The Salmon City Council has voted to deed to Lemhi County the Monroe Street property on which the District Seven Health Department clinic was built and leave the deedís original reversion clause intact.

The action taken by the council during its January 18 meeting completes the land transaction which began by ordinance in 2001. It will be up to the county to complete the land transaction agreement with District Seven Health.

The 2001 ordinance pertaining to the deed transfer contained a clause that stipulated if the District Seven Health Department ever vacated the building, both the land and the building would revert to the city. The Health Department had recently told the city that at this point it would prefer the reversion clause be removed from the deed the city was signing over to the county since District Seven has no intention of ever relocating the clinic facility and would like to have clear title on the land and facility.

During the councilís discussion on whether or not to remove the reversion clause, City Attorney Fred Snook explained that a reversion clause is usually added to a deed when the party giving the land wants to guarantee the property continues to be used as originally intended, in this case for a health facility.

Snook said the practice is not uncommon and was in fact attached to the land on which the Tendoy School resides.

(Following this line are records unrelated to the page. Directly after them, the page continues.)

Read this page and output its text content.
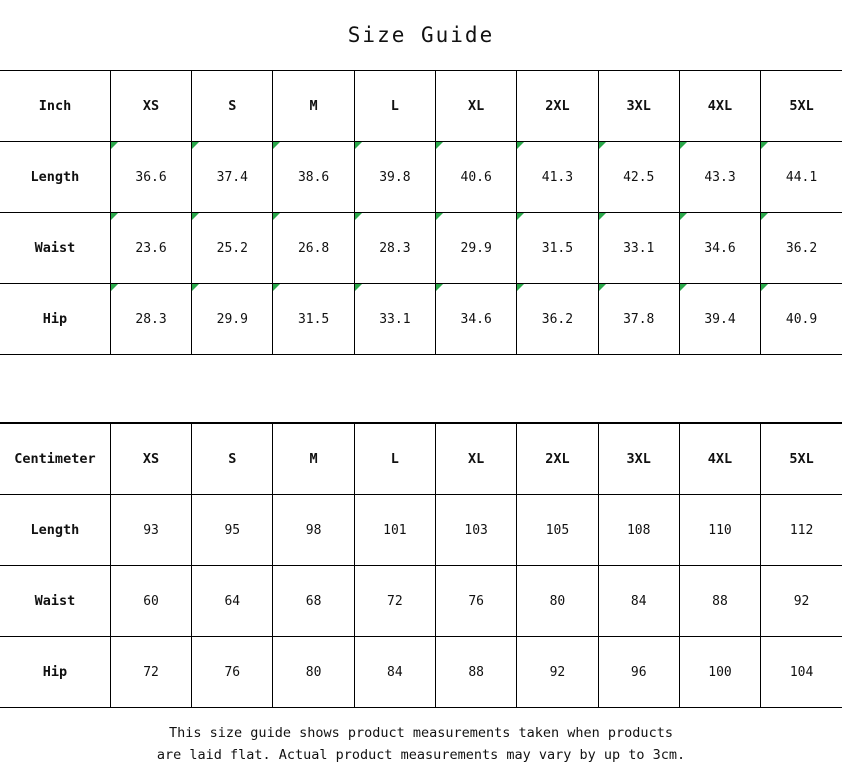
Size Guide
Inch	XS	S	M	L	XL	2XL	3XL	4XL	5XL
Length	36.6	37.4	38.6	39.8	40.6	41.3	42.5	43.3	44.1
Waist	23.6	25.2	26.8	28.3	29.9	31.5	33.1	34.6	36.2
Hip	28.3	29.9	31.5	33.1	34.6	36.2	37.8	39.4	40.9
Centimeter	XS	S	M	L	XL	2XL	3XL	4XL	5XL
Length	93	95	98	101	103	105	108	110	112
Waist	60	64	68	72	76	80	84	88	92
Hip	72	76	80	84	88	92	96	100	104
This size guide shows product measurements taken when products
are laid flat. Actual product measurements may vary by up to 3cm.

Snook said a few years ago the Leadore School District, in an effort to reduce costs, was considering closing the Tendoy School until it learned it could not close the school and sell the land because of the reversion stipulation placed in the original deed signed around 1918. In effect, even if the district closed the school it could not sell the land and everything would revert to the Pattee family.

Snook said that the Health Department building was built with money from a grant therefore the question is that if the land was deeded to house a health clinic facility, and the building was built by a grant rather than District Health funds, why would the city want to strike the reversion clause?

Councilman Jim Bockelman posed two considerations. One was a question of whether the health district is a state agency or an entity contracted to the state. On the plus side he added that if the building were to be sold to a private party it would then be placed on the tax rolls. Councilman Jim Baker said he would like the question of state agency or contracted entity answered.

When it came to a vote on including the reversion clause in the Quit Claim Deed Waidely, Kluesner, Hill, Bender and Bockelman voted yes and Baker voted no. The deed with the reversion stipulation will be forwarded to the county.

In other business the council unanimously voted to move a street vacation request by Calvary Chapel and the Discovery Care Center into the official vacation process.

The area in question is a 70 foot long, 60 foot wide undeveloped portion of Church Street located north of Shanafelt Street. Under terms of the vacation request 20 feet of the easterly half of Church Street would revert to Calvary Chapel ownership and 40 feet of the westerly half would revert to the Discovery Care Center. They are the only owners of property which adjoin that section of platted but undeveloped street.

City Planning Director Dan Maiyo said the application meets Idaho codes.

Larry Wade of Wade Surveying represents both parties and has done the necessary research. He said the Discovery Care portion of land would be used for fire access to the center and the Calvary Chapel portion would be used to build a new Sunday School.

Based on the affirmative council vote, Maiyo will now prepare an official ordinance including a plat map and legal land description of the area so the ordinance can enter the required three -reading voting process.

The next meeting of the Salmon City Council will be February 1st beginning at 6PM in the Salmon Valley Center meeting room.